Customer, investment information compromised

Two stories about the security of financial information broke today that makes one really wonder how secure our personal data is anymore. First, TJX, which operates under such labels as TJ Maxx, Marshalls, Winners and Home Sense, said that someone hacked into the data system that handles hundreds of thousands of credit card transactions sometime last month during the Christmas rush. Second, CIBC said a backup drive, in transit from Montréal to Toronto, somehow went missing -- and on it is the data of nearly a half million customers of its Talvest investment banking division.

Both events were part of the water cooler talk at work today and we wondered if some of the clients we serve may have been affected as well. (Sorry, can't say which clients, I signed a confidentiality agreement when I got hired.) The general sense was, who's behind it all? In the worst case scenario for the first one, one only has to think of two words: Al Qaeda. At best, it may have been just plain mischief, but still very illegal.

The second one, however, just is plain crazy. If one was shipping that kind of data, doesn't one used a bonded courier under the strictest of security? Mutual funds may be boring but they're no laughing matter -- and among the funds managed are a number of Labour Sponsored Investment Funds, which as the name suggests are those sponsored by trade union groups and which receive preferential tax treatment in many provinces. What possible comfort can anyone get knowing the data may have fallen into the wrong hands. This makes faxing personal info to a lumber yard look like small potatoes.

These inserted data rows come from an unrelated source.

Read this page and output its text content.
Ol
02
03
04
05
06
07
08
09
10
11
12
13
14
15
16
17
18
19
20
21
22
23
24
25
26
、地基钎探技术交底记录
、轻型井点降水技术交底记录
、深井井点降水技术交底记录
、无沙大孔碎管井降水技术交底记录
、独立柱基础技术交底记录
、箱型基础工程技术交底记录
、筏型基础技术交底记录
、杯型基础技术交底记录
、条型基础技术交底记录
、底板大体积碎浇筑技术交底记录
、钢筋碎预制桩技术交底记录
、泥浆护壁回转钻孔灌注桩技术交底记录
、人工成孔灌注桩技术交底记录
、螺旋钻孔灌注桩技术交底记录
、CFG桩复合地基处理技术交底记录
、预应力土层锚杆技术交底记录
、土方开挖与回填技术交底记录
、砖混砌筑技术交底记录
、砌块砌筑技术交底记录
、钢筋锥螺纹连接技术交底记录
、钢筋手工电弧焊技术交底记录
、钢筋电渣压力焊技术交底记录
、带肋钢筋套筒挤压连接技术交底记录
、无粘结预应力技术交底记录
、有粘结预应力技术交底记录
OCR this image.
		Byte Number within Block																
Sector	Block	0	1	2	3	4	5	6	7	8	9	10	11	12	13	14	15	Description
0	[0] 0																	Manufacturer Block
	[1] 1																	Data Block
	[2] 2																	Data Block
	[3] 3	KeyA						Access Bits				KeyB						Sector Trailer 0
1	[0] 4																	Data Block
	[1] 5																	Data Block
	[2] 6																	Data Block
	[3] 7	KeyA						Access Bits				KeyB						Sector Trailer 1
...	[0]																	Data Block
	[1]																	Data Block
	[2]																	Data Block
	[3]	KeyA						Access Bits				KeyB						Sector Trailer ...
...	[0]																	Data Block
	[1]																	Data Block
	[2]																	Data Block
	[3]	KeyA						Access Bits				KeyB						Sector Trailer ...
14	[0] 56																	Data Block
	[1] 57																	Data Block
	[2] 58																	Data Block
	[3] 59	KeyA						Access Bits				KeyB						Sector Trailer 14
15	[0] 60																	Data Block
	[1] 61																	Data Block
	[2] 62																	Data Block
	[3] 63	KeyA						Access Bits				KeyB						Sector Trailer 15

No amount of security is ever going to be foolproof. I reckon it's bound to happen again. But what worries me is the time lag between when the breach happened and the news being released to the media. Four weeks is an extremely long time to inflict the kind of damage any untoward elements would like to make. Just a few minutes, in fact, is too long. This isn't a case of crying wolf. It makes one want to think twice about doing business with it or any of its affiliated or partner companies.

Sometimes, I wish companies would risk crying wolf if they even suspect something untoward happened. It might help protect a lot of consumers who would naturally want to take the appropriate action to prevent further identity theft.